Anche se, in un mondo del genere, se per caso il reale perfora la parvenza, abbiamo immediatamente un totale smarrimento soggettivo.
Il mondo descrittoci da Pasolini è un mondo orfano di Gramsci».
(Alain Badiou, Alla ricerca del reale perduto, Mimesis, 2016, p. 39)
La faccenda della finzione è, però, proprio l’attivazione di una fine in vita, è questo il reale che sposta l’asse del possibile; la nostra “storia” non è più dialettica o “scissa” (ancora un termine caro a Badiou), ma contiene la duplicità, l’ambiguità potenziale del reale – o, meglio, la sua molteplicità – in un silenzio ombroso (il silenzio di Cage, per intenderci, un’auscultazione), in una memoria apparentemente distaccata ma che, in realtà, scaturisce dagli eventi. Solo così è possibile una mitografia altra, ed è strano che nella sua interpretazione di alcuni passaggi da Le ceneri di Gramsci, Badiou non abbia colto la speranza di una “rinascita del mito” insita nella “scomparsa”:
eccoli, miseri, la sera: e potente
in essi, inermi, per essi, il mito
rinasce…
(Pier Paolo Pasolini, Le ceneri di Gramsci, 1957)

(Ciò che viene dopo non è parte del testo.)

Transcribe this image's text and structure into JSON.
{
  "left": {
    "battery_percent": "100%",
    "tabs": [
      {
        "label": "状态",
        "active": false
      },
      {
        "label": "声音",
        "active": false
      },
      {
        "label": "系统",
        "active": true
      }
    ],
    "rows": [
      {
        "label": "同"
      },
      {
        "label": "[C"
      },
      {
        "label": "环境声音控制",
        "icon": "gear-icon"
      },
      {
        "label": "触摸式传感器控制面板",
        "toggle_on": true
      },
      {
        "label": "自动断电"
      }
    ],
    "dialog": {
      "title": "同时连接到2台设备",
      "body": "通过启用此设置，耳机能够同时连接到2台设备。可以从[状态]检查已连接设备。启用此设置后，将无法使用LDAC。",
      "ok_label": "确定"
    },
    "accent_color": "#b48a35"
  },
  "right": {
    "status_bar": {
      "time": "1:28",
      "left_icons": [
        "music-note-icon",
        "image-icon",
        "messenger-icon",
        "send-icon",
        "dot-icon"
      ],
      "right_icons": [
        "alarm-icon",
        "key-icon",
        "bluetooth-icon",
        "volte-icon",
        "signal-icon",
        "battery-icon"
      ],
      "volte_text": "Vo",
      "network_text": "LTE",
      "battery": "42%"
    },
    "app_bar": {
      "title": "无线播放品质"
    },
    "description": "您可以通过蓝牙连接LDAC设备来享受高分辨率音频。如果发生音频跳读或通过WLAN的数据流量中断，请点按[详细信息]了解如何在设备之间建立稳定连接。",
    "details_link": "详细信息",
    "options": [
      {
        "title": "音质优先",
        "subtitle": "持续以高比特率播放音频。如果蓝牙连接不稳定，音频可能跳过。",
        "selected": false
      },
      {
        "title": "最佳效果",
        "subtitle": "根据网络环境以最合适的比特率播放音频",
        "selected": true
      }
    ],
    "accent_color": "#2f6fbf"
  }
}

Il fatto che Pasolini scinda speranza e commiserazione, speranza nei “miseri” e negli “inermi” e autocommiserazione soggettiva («Ma io, con il cuore cosciente / di chi soltanto nella storia ha vita, / potrò mai più con pura passione operare, / se so che la nostra storia è finita?»), si esprime in una teatralizzazione ancora dialettica che fa del “soggetto” il capro della Storia (in un “vittimismo” così caro al poeta “cristiano” Pasolini, e strumentale alla ricerca di un carnefice che è poi rintracciabile nello stesso “soggetto-vittima”). Ma la scia di questa dialettica otto-novecentesca si trasforma nella rappresentazione del nostro presente-futuro, riconoscibile nella commistione, non scissione, dei termini dialettici:
«L’elemento connettivo non è più la realtà di uno svolgimento successivo di stati fisici o psichici derivati necessariamente o razionalmente l’uno dall’altro, ma è la dimensione unica della memoria, nella quale si unificano in un identico piano i vari momenti fisici o psichici, per indipendenti che essi siano l’uno dall’altro».
(Fernanda Pivano, Prefazione all’Antologia di Spoon River, 1948)

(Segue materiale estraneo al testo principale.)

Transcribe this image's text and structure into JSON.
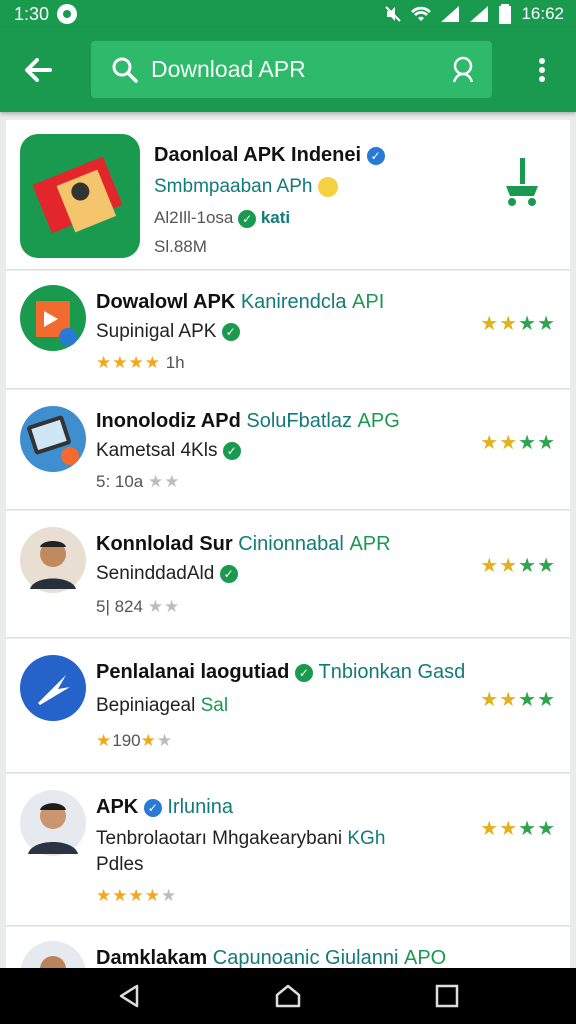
{
  "status": {
    "time": "1:30",
    "clock": "16:62"
  },
  "search": {
    "value": "Download APR"
  },
  "apps": [
    {
      "title": "Daonloal APK Indenei",
      "publisher": "Smbmpaaban APh",
      "info": "Al2Ill-1osa",
      "info2": "kati",
      "size": "Sl.88M"
    },
    {
      "title": "Dowalowl APK",
      "title_accent": "Kanirendcla",
      "title_green": "API",
      "sub": "Supinigal APK",
      "rating_text": "1h"
    },
    {
      "title": "Inonolodiz APd",
      "title_accent": "SoluFbatlaz",
      "title_green": "APG",
      "sub": "Kametsal 4Kls",
      "rating_text": "5: 10a"
    },
    {
      "title": "Konnlolad Sur",
      "title_accent": "Cinionnabal",
      "title_green": "APR",
      "sub": "SeninddadAld",
      "rating_text": "5| 824"
    },
    {
      "title": "Penlalanai laogutiad",
      "title_accent": "Tnbionkan Gasd",
      "sub": "Bepiniageal",
      "sub_green": "Sal",
      "rating_text": "190"
    },
    {
      "title": "APK",
      "title_accent": "Irlunina",
      "sub": "Tenbrolaotarı Mhgakearybani",
      "sub_green": "KGh",
      "sub2": "Pdles"
    },
    {
      "title": "Damklakam",
      "title_accent": "Capunoanic Giulanni",
      "title_green": "APO"
    }
  ],
  "nav": {
    "back": "back-button",
    "home": "home-button",
    "recents": "recents-button"
  },
  "colors": {
    "primary": "#1a9a4f",
    "search_bg": "#2fb96a"
  }
}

Ecco, siamo scivolati nella nostra ombra, in una “dimensione unica e molteplice” che ci fa riconoscere nella finzione dell’identico, eppure ci direziona, ci orienta nell’immagine di quello che non siamo più. L’identità che ci rendeva distinguibili è circoscritta da una memoria sempre più collettiva, insomma in una comunità sempre più vasta nelle sue potenzialità di condivisione di ricordi “comuni”. Omogenea eppure varia nelle possibilità “connettive” di esperienze virtuali. Cioè l’impossibile che “realizza” il reale, seguendo il ragionamento di Badiou, è la virtualità di un’assenza di realtà, in altre parole il “reale” è la possibilità della sua scomparsa. Non sarà il “locale” a prendersi una rivincita sul “globale”, ma l’assenza di ogni distinzione a riformulare nuovi miti, e questa è la speranza “nascosta” che si può estrarre dal messaggio di Pasolini.